A demonstration of how proximity monitoring is enhancing other wireless technology applications comes from Stratosfy Marker. The firm, which styles itself as a “connected service delivery monitoring company”, is enabling business owners and operations managers to ensure the workforce carries out its activities on time and in the right place. The Canadian company’s Nordic nRF52840 SoC powered solution combines proximity monitoring with mature beacon technology to automatically register the presence of staff when they are close to wall mounted beacons or when they unlock location based task lists. The equipment is used, for example, to ensure all the washrooms at a facility have been regularly attended by the cleaning personnel.

Once the location data has been relayed from the device to the worker’s smartphone, an administrator

or facility manager can monitor the activities being performed at predetermined locations from a proprietary Apple iOS or Android app.

“Stratosfy Marker empowers commercial cleaning contractors [by providing near] real-time, granular and accurate reporting to the level of individual service points at a facility,” explains Madan Kanala, Founder and CEO of Stratosfy.

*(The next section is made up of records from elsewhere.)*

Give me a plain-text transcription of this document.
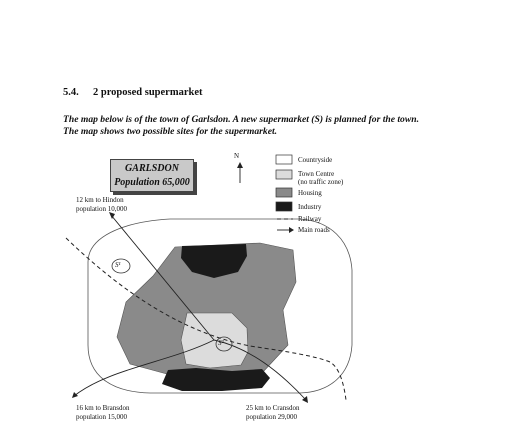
5.4. 2 proposed supermarket
The map below is of the town of Garlsdon. A new supermarket (S) is planned for the town.
The map shows two possible sites for the supermarket.
GARLSDON
Population 65,000
N	Countryside
Town Centre
(no traffic zone)
Housing
Industry
Railway
Main roads
12 km to Hindon
population 10,000
16 km to Bransdon
population 15,000
25 km to Cransdon
population 29,000
S¹
S²
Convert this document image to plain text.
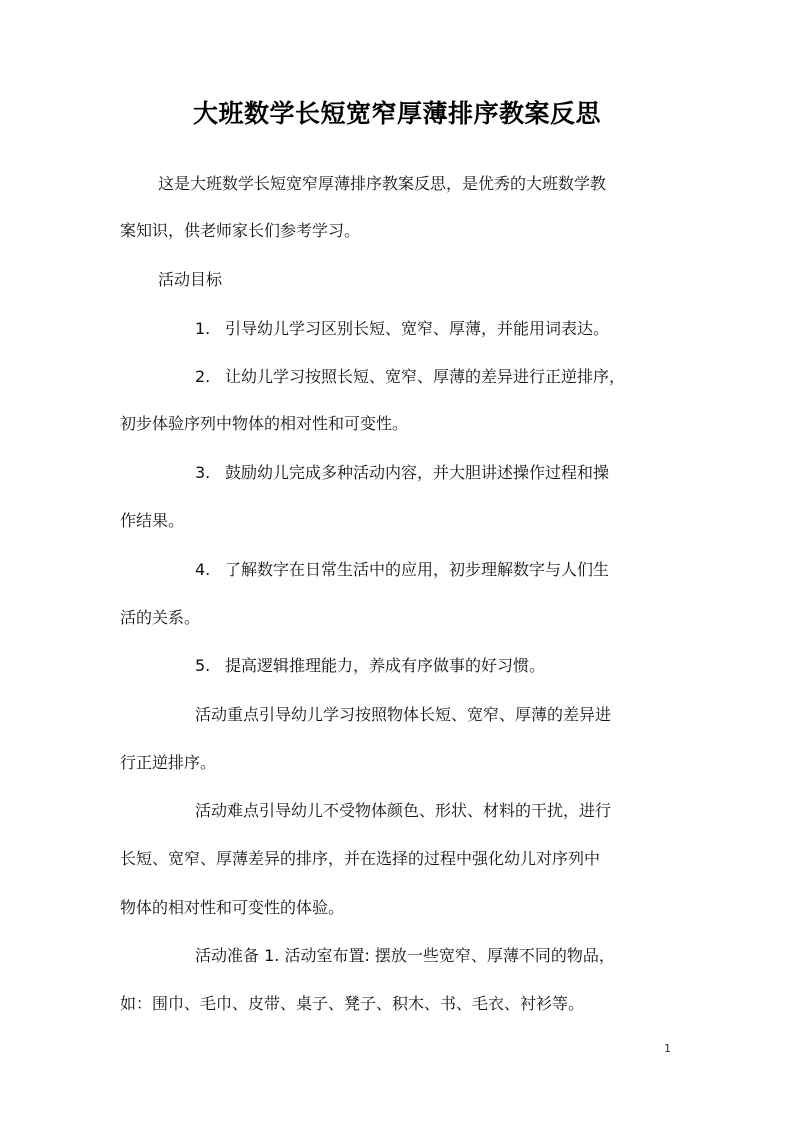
大班数学长短宽窄厚薄排序教案反思
这是大班数学长短宽窄厚薄排序教案反思，是优秀的大班数学教
案知识，供老师家长们参考学习。
活动目标
1. 引导幼儿学习区别长短、宽窄、厚薄，并能用词表达。
2. 让幼儿学习按照长短、宽窄、厚薄的差异进行正逆排序，
初步体验序列中物体的相对性和可变性。
3. 鼓励幼儿完成多种活动内容，并大胆讲述操作过程和操
作结果。
4. 了解数字在日常生活中的应用，初步理解数字与人们生
活的关系。
5. 提高逻辑推理能力，养成有序做事的好习惯。
活动重点引导幼儿学习按照物体长短、宽窄、厚薄的差异进
行正逆排序。
活动难点引导幼儿不受物体颜色、形状、材料的干扰，进行
长短、宽窄、厚薄差异的排序，并在选择的过程中强化幼儿对序列中
物体的相对性和可变性的体验。
活动准备 1. 活动室布置: 摆放一些宽窄、厚薄不同的物品，
如：围巾、毛巾、皮带、桌子、凳子、积木、书、毛衣、衬衫等。
1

A second Canadian company, I-SYST, is using Nordic technology to power its BLUEPYRO-M3225 module. The solution provides plug-and-play motion/proximity detection capability, enabling users to quickly set up a system for wireless room occupancy detection for applications such as lighting control, security systems and smart thermostats. The unit cleverly combines both passive infrared (PIR) and proximity monitoring to maximize battery life.

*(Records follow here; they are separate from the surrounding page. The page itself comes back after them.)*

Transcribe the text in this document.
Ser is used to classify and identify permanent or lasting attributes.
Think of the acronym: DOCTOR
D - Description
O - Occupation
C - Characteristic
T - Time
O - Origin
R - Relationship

Other proximity monitoring technologies are emerging for personnel tracking applications such as locating and identifying staff on industrial worksites. For example, French developer of wireless sensors and beacons, ELA Innovation, has designed a range of Nordic Bluetooth LE SoC powered wearable beacons. The solution was used to secure an underground construction site in Vancouver. In operation, tags were attached to the helmets of approximately 30 workers descending and ascending a well, with two RFID antennas used to track the whole workforce in near real time. ELA Innovation also partners with Wirepas for mesh networking capabilities.

TAKING THE NEXT STEP

Received Signal Strength Indication (RSSI) has long been exploited as a proxy for distance between two Bluetooth LE devices as a convenient application for locating a misplaced smartphone by using the wireless connectivity built into wearables. But at the outbreak of the pandemic some clever engineers realized that the ubiquity of those smartphones and the dual-mode (Classic Bluetooth plus Bluetooth LE) chips therein formed a ready made infrastructure for contact tracing. With the addition of some simple software, it became relatively straightforward to rapidly deploy a contact tracing system. The solution wasn’t without its flaws—not all handsets have Bluetooth connectivity, it was incumbent on owners of compatible mobiles to download an app and make sure it was activated for the system to work, and there were privacy concerns—but its implementation was a stroke of genius and certainly saved thousands of lives.

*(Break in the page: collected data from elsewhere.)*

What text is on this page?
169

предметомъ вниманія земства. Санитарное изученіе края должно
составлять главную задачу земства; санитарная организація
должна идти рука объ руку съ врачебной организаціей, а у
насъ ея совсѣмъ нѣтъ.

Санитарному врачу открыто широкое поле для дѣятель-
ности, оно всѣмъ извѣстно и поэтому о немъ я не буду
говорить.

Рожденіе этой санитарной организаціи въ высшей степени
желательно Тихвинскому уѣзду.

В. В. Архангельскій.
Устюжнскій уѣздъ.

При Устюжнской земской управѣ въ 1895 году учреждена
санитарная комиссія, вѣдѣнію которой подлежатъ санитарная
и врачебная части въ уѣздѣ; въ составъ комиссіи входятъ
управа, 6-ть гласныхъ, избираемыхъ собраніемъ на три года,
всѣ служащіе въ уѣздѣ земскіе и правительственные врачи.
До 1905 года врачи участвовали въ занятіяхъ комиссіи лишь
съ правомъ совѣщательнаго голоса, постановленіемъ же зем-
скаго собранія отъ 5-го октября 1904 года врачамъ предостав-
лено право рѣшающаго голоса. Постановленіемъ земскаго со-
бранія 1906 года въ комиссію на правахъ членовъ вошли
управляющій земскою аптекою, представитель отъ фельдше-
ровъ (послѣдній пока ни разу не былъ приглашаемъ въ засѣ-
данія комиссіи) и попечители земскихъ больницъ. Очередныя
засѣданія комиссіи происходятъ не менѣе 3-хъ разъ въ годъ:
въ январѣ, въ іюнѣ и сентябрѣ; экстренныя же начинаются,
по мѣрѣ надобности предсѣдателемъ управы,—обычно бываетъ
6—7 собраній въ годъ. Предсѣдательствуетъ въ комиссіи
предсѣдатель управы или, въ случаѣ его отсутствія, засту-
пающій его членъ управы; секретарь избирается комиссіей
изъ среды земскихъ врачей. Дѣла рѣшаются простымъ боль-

Yet contact tracing alone is not the silver lining to the dark clouds of the pandemic. Rather, the real prize comes from the work of those pioneering companies that grasped the full potential of proximity monitoring technology. First, these firms made contact tracing globally available to less developed regions with lower smartphone penetration through low cost Bluetooth LE wearables. And then they worked out how the technology could be applied to other sectors as the world returned to a degree of normalcy.

But things are only just getting started; the products described above represent just the first of what will be a tsunami of proximity monitoring applications. Now that engineers have got their hands on this fledgling technology, they will come up with thousands of applications that we can’t even begin to guess at.